An alarming lack of private sector pension provision will place a colossal burden onto the taxpayer.

An estimated two-thirds of private sector employees — 15 million workers - are not in a workplace pension to which their employer contributes, public sector union, UNISON, said today.

This could mean they are forced to rely on benefit top ups paid for by the taxpayer when they retire. UNISON figures reveal that every worker locked out of saving for their retirement costs the taxpayer £15,000 — meaning a potential extra benefit bill running into hundreds of billions of pounds.

The union is calling for decent pensions for all workers — in both public and private sectors. It also highlighted recent studies that have shown decisively that public sector schemes are affordable and sustainable for the long term.

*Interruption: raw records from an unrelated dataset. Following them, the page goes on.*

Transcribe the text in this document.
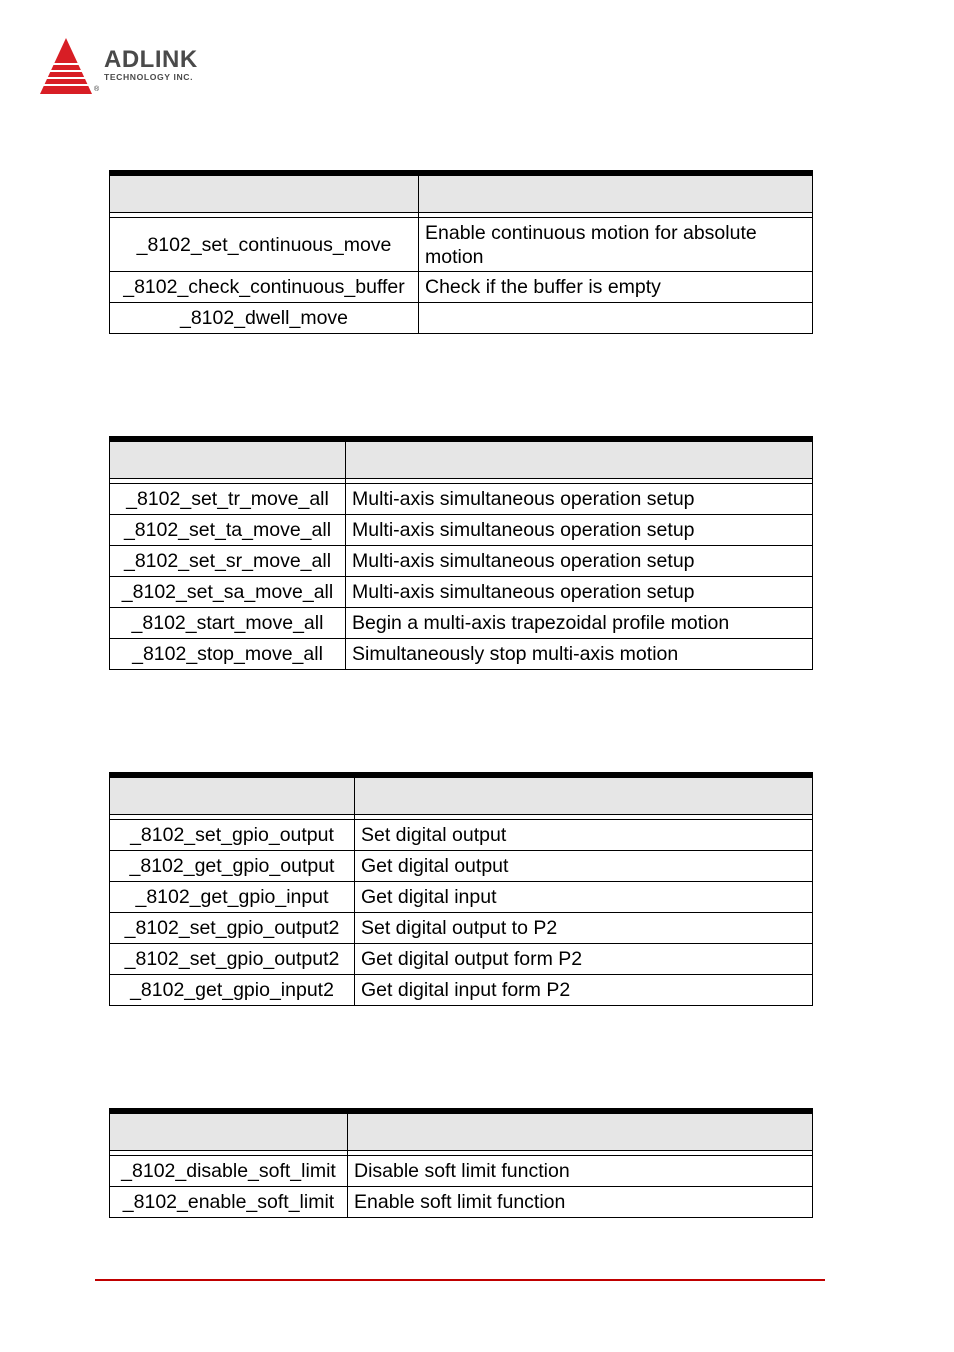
ADLINK
TECHNOLOGY INC.
®

_8102_set_continuous_move	Enable continuous motion for absolute motion
_8102_check_continuous_buffer	Check if the buffer is empty
_8102_dwell_move	

_8102_set_tr_move_all	Multi-axis simultaneous operation setup
_8102_set_ta_move_all	Multi-axis simultaneous operation setup
_8102_set_sr_move_all	Multi-axis simultaneous operation setup
_8102_set_sa_move_all	Multi-axis simultaneous operation setup
_8102_start_move_all	Begin a multi-axis trapezoidal profile motion
_8102_stop_move_all	Simultaneously stop multi-axis motion

_8102_set_gpio_output	Set digital output
_8102_get_gpio_output	Get digital output
_8102_get_gpio_input	Get digital input
_8102_set_gpio_output2	Set digital output to P2
_8102_set_gpio_output2	Get digital output form P2
_8102_get_gpio_input2	Get digital input form P2

_8102_disable_soft_limit	Disable soft limit function
_8102_enable_soft_limit	Enable soft limit function
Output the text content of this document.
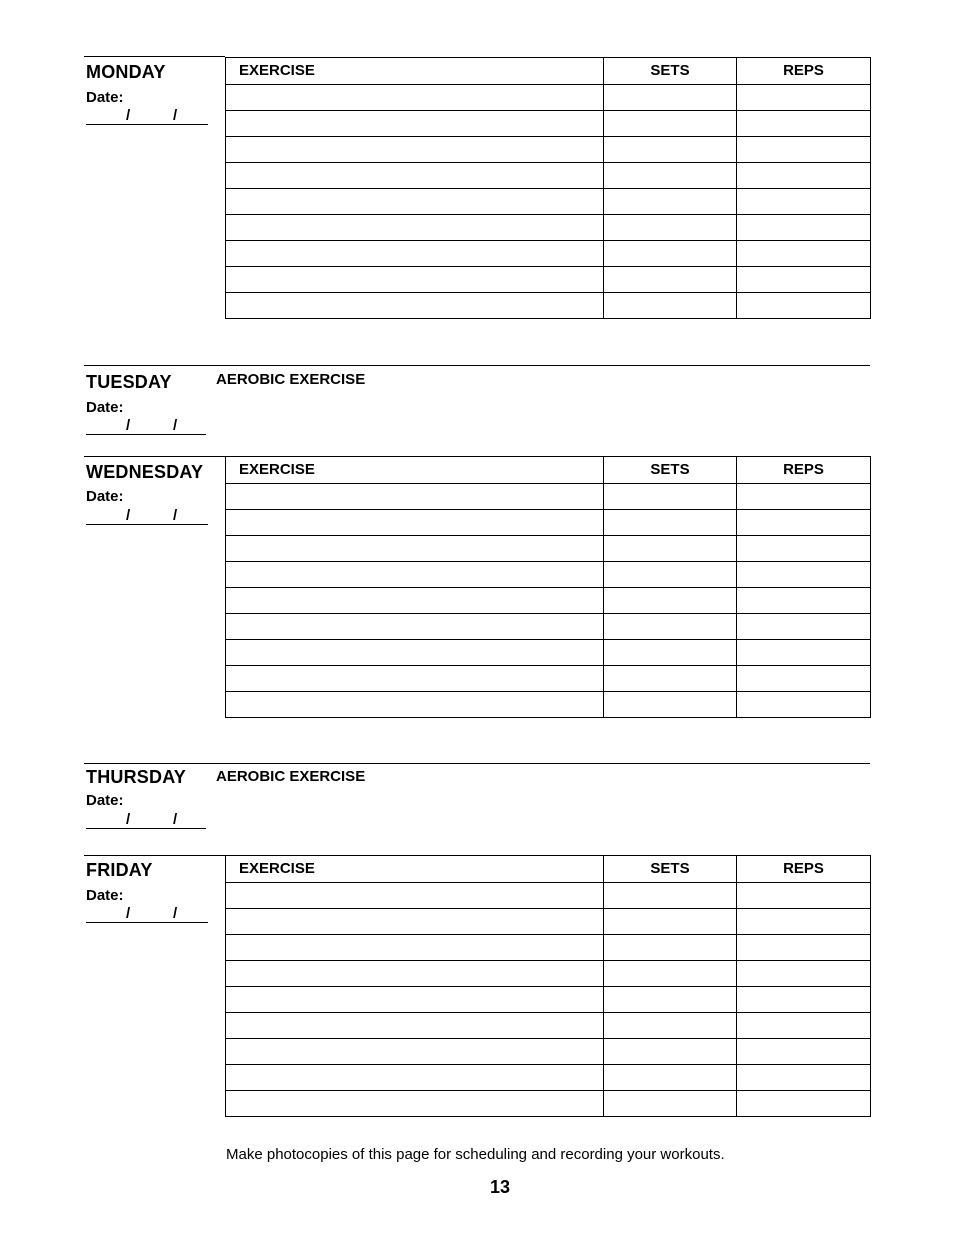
MONDAY
Date:
/	/
EXERCISE	SETS	REPS

TUESDAY	AEROBIC EXERCISE
Date:
/	/
WEDNESDAY
Date:
/	/
EXERCISE	SETS	REPS

THURSDAY AEROBIC EXERCISE
Date:
/	/
FRIDAY
Date:
/	/
EXERCISE	SETS	REPS

Make photocopies of this page for scheduling and recording your workouts.
13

“It is shocking that two thirds of private sector workers are not in a workplace pension to which their employer contributes,” said Dave Prentis, the union’s general secretary. These companies are shirking their responsibilities to their workers, pushing the burden onto the taxpayer. For every worker locked out of saving for their retirement, the taxpayer could get stung for billions more in benefit payments.

“But instead of dealing with skinflint employers, the government shamelessly uses the lack of private sector pensions as a stick to beat public sector workers with. The latest round of attacks on public sector pensions is based on myths and ideology. Research by independent experts such as the Institute for Fiscal Studies (IFS) and the Chartered Institute of Public Finance and Accountancy (CIPFA) prove the schemes are affordable and sustainable for the long-term.

“And the government’s plans to auto-enrole workers into the NEST scheme will not go far enough. Unless we bring all pensions up to a decent level, we are running the risk of condemning a generation of people into poverty in their retirement — and a huge burden on the taxpayer.”